We use smart phones to collect data during critical events that happen when people try to quit. For example, when they have a craving to smoke or when they actually smoke a cigarette, we'll collect data. [We'll find out]: Who else is in the environment with them? What else is going on? Are cigarettes available? Are they drinking? Are they eating? Are they at work, at home, in the car? The smart phone will also beep at random times throughout the day and evening to collect the same kinds of information. We can compare that information across different situations. For example, when someone is craving we may find that they're in situation characterized by negative emotions, like anxiety and stress, much more so than when you beep them at random times.

Why is getting the data via smart phone integral to this research?

There's a voluminous amount of data showing that people can't recall situations accurately. We all have these inherent biases in our recall. With the smart phones, we don't have to ask them to remember anything. We just ask [them to] tell us what's going on right now. A lot of our recall is a reconstruction rather than plucking out truths from memory. If you ask them to recall what was going on when they had a craving, they'll very likely report being stressed. Most of us think that precipitates craving. When you compare those with real time, that is often not the case. The smart phones are integral for insuring we have accurate data. We use [the data] to develop their treatments and optimize them for each specific person.

What trends are appearing in your research?

The volatility of their emotions and the intensity of their craving is predictive of relapse. People who are having really strong cravings, and then not much, and then really strong cravings again will struggle to stay abstinent. We see the same thing when we look at negative emotions. People who are bouncing around [from really stressed to not stressed], this volatility really predicts relapse. Riding the roller coaster is tough. We wouldn't have been able to [learn] that without using smart phones in real time, in the real world. We get a good picture of what their daily experience looks like.

You mentioned that many people assume a moment of stress comes right before a craving. Did you find truth in assumption?

Negative emotions are strongly related to cravings, just not as much as people believe they are. There is a wide variety of other things that precipitate craving as well: having alcohol, habitual situations such as a cigarette after a meal, a coffee break. People have this really strong belief about stress and negative emotions.

How will the data you've collected help you develop specific treatment options for patients?

We will ask them, when they're right in the middle of a craving, "What would work for you right now? What would help you get through this situation without smoking?" We can provide a menu of coping strategies to help them get through that situation. They tell us which ones would work for them. The next time they're in a similar situation, we can suggest they use those strategies. You're really individualizing people's treatment.

When the smart phone collects data [and] sees a lot of volatility, for example, it could fire off an application that makes suggestions on how to deal with craving.
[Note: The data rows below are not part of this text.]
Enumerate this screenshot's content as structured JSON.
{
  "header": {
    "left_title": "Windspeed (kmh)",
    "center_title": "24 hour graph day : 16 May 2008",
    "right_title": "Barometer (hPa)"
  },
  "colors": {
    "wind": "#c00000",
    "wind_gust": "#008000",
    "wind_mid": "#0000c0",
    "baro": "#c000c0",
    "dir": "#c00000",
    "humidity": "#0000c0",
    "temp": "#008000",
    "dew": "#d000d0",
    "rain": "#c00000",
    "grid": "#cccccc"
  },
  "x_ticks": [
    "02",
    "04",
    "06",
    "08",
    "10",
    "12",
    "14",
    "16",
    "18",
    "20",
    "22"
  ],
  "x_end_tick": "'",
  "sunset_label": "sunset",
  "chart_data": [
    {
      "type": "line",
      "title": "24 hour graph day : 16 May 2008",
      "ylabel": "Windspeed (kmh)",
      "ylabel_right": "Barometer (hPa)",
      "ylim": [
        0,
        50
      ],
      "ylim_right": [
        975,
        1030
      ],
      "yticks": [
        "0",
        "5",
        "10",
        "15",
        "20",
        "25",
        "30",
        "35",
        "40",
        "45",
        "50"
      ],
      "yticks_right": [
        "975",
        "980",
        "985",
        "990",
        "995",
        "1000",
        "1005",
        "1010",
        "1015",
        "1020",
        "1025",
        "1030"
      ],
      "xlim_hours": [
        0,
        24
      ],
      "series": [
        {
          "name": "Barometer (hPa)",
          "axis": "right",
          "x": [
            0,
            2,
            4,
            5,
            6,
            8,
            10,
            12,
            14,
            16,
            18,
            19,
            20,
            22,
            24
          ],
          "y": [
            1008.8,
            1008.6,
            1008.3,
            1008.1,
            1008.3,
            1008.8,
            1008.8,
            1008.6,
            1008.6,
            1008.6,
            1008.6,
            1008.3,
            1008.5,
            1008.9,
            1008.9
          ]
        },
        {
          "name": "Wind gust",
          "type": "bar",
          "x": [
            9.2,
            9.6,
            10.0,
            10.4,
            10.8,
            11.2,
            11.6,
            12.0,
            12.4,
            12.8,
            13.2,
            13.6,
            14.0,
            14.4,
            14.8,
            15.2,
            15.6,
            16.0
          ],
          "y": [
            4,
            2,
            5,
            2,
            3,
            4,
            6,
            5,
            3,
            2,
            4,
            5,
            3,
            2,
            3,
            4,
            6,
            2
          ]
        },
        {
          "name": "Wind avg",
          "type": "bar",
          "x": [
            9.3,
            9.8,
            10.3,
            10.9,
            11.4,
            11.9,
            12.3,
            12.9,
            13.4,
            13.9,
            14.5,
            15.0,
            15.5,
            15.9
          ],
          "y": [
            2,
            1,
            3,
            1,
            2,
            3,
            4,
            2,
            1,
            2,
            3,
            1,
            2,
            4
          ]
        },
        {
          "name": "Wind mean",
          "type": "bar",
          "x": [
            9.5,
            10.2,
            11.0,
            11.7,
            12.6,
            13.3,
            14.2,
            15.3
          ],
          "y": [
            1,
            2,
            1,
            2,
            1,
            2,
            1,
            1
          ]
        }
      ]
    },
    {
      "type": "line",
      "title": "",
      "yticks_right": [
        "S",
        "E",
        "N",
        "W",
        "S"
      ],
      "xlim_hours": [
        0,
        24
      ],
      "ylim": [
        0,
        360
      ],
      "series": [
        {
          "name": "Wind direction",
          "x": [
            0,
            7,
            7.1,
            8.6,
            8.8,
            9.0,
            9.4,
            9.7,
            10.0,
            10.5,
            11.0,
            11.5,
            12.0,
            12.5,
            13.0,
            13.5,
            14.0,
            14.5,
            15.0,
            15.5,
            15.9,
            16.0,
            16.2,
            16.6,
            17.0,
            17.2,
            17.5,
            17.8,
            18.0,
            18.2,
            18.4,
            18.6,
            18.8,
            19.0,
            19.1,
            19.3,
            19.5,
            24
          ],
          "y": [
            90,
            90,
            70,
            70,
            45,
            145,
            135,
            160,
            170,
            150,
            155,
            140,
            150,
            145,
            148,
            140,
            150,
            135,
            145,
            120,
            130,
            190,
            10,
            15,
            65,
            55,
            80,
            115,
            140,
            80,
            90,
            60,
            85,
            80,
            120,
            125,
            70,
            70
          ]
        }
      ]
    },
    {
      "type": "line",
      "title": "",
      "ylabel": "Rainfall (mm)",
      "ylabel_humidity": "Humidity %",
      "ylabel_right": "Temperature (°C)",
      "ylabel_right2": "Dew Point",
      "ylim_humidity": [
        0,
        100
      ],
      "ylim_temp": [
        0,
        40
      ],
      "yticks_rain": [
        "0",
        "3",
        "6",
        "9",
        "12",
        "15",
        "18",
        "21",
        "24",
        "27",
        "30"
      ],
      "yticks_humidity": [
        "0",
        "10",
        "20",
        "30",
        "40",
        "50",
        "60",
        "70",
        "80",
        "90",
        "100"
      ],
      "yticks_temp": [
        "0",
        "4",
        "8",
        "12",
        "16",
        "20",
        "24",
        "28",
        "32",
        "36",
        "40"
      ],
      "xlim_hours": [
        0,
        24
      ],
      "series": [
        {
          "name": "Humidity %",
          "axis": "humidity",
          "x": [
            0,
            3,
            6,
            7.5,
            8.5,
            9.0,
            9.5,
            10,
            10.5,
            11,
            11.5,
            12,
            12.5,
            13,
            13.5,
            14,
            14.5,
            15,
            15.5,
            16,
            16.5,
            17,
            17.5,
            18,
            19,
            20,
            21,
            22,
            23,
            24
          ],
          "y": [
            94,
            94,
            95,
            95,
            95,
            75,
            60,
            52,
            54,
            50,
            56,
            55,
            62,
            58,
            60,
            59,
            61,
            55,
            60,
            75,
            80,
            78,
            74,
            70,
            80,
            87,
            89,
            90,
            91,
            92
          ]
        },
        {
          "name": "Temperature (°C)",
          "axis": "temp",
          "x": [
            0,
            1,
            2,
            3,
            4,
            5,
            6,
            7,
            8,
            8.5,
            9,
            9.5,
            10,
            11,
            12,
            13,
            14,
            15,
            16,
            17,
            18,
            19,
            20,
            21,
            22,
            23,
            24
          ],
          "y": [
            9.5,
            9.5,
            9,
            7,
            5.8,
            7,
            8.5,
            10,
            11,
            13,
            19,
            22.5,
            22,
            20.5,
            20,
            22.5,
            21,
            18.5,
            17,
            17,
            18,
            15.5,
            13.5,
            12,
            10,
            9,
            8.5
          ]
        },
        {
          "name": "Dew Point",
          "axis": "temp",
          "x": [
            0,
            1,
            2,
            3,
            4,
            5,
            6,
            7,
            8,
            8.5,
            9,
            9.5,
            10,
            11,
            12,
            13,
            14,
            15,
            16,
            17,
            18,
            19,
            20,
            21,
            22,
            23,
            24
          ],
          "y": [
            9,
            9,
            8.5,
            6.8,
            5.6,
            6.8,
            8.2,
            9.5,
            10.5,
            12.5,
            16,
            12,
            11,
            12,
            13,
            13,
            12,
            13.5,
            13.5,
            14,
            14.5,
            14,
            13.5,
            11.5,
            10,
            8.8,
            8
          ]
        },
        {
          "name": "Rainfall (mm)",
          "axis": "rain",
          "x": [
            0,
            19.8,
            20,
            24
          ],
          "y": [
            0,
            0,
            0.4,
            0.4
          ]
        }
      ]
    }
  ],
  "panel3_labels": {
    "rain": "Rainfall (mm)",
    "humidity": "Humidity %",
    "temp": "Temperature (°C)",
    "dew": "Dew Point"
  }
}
It could fire off a text message to a quit line and they could have a counselor call [the patient]. Or the smart phone could directly connect them to the quit line. We could make suggestions on increasing their pharmacotherapy: "We recommend that you chew some nicotine gum or use the nicotine nasal spray."

It sounds like an evidence-based medical smart phone app.

We want to have some app you can download on your iPhone or Android that gives you the boost you need to help you quit smoking.

How could smart phone monitoring be used to study other health issues?

We know a lot about individuals trying to initiate a physical activity program. A lot of them are able to stick with it for awhile, but very quickly everything drops off. We don't really know what specifically, other than people's ideas and recall, causes them to drop off. We think you can use the smart phones to understand what makes some people successful and some not. They're using it for diet now, too. You can provide people with guidance on what a serving size should look like. The technique is being used for a wide variety of risk behaviors.